SuperNEMO-DBD / Falaise

Simulation, Reconstruction and Analysis Software for the SuperNEMO Experiment
http://supernemo.org/Falaise
GNU General Public License v3.0
5 stars 26 forks source link

Task: Rationalize Storage and Retrieval of Metadata in Falaise #157

Open drbenmorgan opened 4 years ago

drbenmorgan commented 4 years ago

This task is to bring together several issues on metadata into one for coherence sake. Directly affected issues which are merged are:

Indirect, but related Issues are #90 on Conditions Data access, and demos of the Art mechanisms in SuperNEMO-DBD/Impressionist#6. It's also strongly correlated with data cataloguing as metadata likely forms the basis of that system.

Overview

In Falaise applications, "metadata" is stored in .brio files in a TTree named "GI". Each entry in the tree is an instance of the datatools::properties dictionary class, each of which is intended to form a section of an overall datatools::multi_properties instance. Falaise applications have the option to read/write this multi_properties object to a text file separate from the .brio file holding the events.

At present, read/write of data to the "GI" store is handled by the application code, with no way for plugin modules to read/write it. No external programs area available to query the metadata of a .brio file.

There is no documentation on what is stored in the .brio file.

Proposed Improvements

  1. Provide a falaise-file-dumper application to allow query/dumping of the metadata store(s).
    • Remove the ability of flsimulate/flreconstruct themselves to read/write the metadata to a separate file. This can lead to a loss of coherence between meta/event data.
    • The effect of a "separate" metadata file can be achieved by running falaise-file-dumper on the brio file after it's generated.
    • Depending on the systems outside of Falaise that consume the metadata, may want JSON output as well as multi/properties.
  2. Improve what data is always stored.
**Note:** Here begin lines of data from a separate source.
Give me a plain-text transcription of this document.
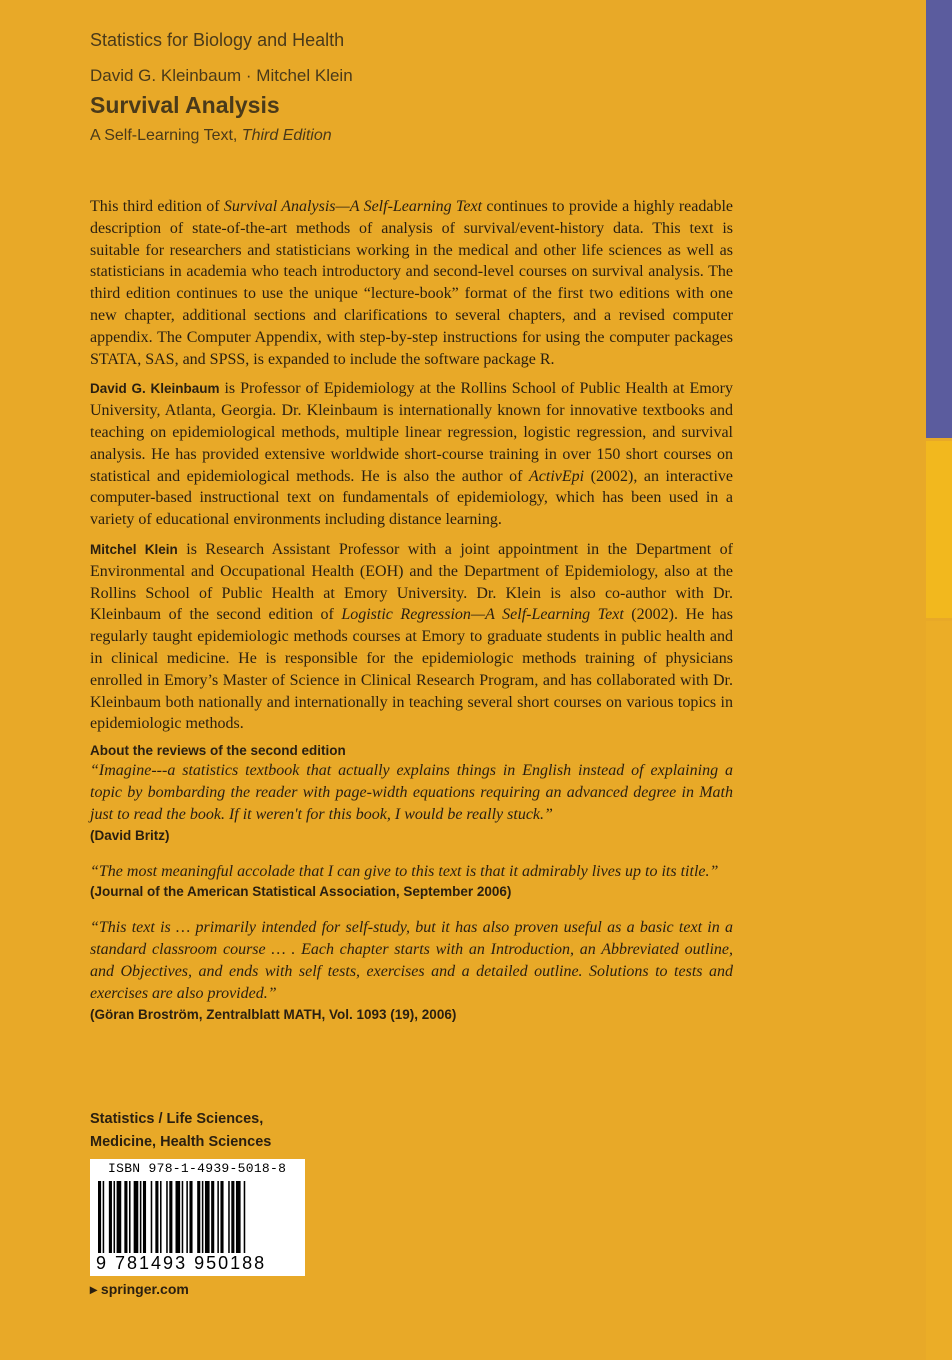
Statistics for Biology and Health
David G. Kleinbaum · Mitchel Klein
Survival Analysis
A Self-Learning Text, Third Edition

This third edition of Survival Analysis—A Self-Learning Text continues to provide a highly readable description of state-of-the-art methods of analysis of survival/event-history data. This text is suitable for researchers and statisticians working in the medical and other life sciences as well as statisticians in academia who teach introductory and second-level courses on survival analysis. The third edition continues to use the unique “lecture-book” format of the first two editions with one new chapter, additional sections and clarifications to several chapters, and a revised computer appendix. The Computer Appendix, with step-by-step instructions for using the computer packages STATA, SAS, and SPSS, is expanded to include the software package R.

David G. Kleinbaum is Professor of Epidemiology at the Rollins School of Public Health at Emory University, Atlanta, Georgia. Dr. Kleinbaum is internationally known for innovative textbooks and teaching on epidemiological methods, multiple linear regression, logistic regression, and survival analysis. He has provided extensive worldwide short-course training in over 150 short courses on statistical and epidemiological methods. He is also the author of ActivEpi (2002), an interactive computer-based instructional text on fundamentals of epidemiology, which has been used in a variety of educational environments including distance learning.

Mitchel Klein is Research Assistant Professor with a joint appointment in the Department of Environmental and Occupational Health (EOH) and the Department of Epidemiology, also at the Rollins School of Public Health at Emory University. Dr. Klein is also co-author with Dr. Kleinbaum of the second edition of Logistic Regression—A Self-Learning Text (2002). He has regularly taught epidemiologic methods courses at Emory to graduate students in public health and in clinical medicine. He is responsible for the epidemiologic methods training of physicians enrolled in Emory’s Master of Science in Clinical Research Program, and has collaborated with Dr. Kleinbaum both nationally and internationally in teaching several short courses on various topics in epidemiologic methods.

About the reviews of the second edition

“Imagine---a statistics textbook that actually explains things in English instead of explaining a topic by bombarding the reader with page-width equations requiring an advanced degree in Math just to read the book. If it weren't for this book, I would be really stuck.”

(David Britz)

“The most meaningful accolade that I can give to this text is that it admirably lives up to its title.”

(Journal of the American Statistical Association, September 2006)

“This text is … primarily intended for self-study, but it has also proven useful as a basic text in a standard classroom course … . Each chapter starts with an Introduction, an Abbreviated outline, and Objectives, and ends with self tests, exercises and a detailed outline. Solutions to tests and exercises are also provided.”

(Göran Broström, Zentralblatt MATH, Vol. 1093 (19), 2006)
Statistics / Life Sciences,
Medicine, Health Sciences
ISBN 978-1-4939-5018-8
9 781493 950188
▸ springer.com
For example, #57 outline some of the data that should be present from a simulation run.
    • From flsimulate, the full settings should be stored.
    • From flreconstruct, the full pipeline script and configuration should be stored, including any custom variant settings. *Plus, all settings from the input file should be stored (directly or indirectly via some primary key).
    • The main idea is so that the complete processing "provenance" can be tracked.
    • For example, when reading a raw or simulated data file into flreconstruct, we must reconstitute the same geometry for the detector the data originates from!
  3. Maybe provide a "metadata service" that modules in flreconstruct can access.
    • Not for things like conditions data!
    • "Maybe" as metadata is really run/process level info, not event.
    • Likely implement as "write once, read many" to avoid edit/overwrite.

Anything else?

Task(s)

The first "file dumper" task is pretty independent of the rest, so can be its own PR. The second and third tasks needs some input from you all (the second task replaces #118).

@bmorgan can work on the first, but second and third will need volunteers at least for testing and review given their overlap with Reconstruction/Analysis/Data Quality.

drbenmorgan commented 4 years ago

See also BxCppDev/Bayeux#53, which requests implementation of an "include" mechanism for the current scripting files. That'll allow much simpler composition and tracking of configuration, e.g. with inclusion, you could write a script:

...
#@include "snemo/reconstruction/default.conf"

[name="ChargedParticleTracker" type="snemo::reconstruction::charged_particle_tracking_module"]
AFD.minimal_delayed_time : real as time = 25 us

i.e. be able to override single or multiple parameters without having to copy/paste the entire script. Since it also means the configuration of flsimulate/flreconstruct end up in a single multi_properties instance, that'll be much easier to store, track, update and reconstitute.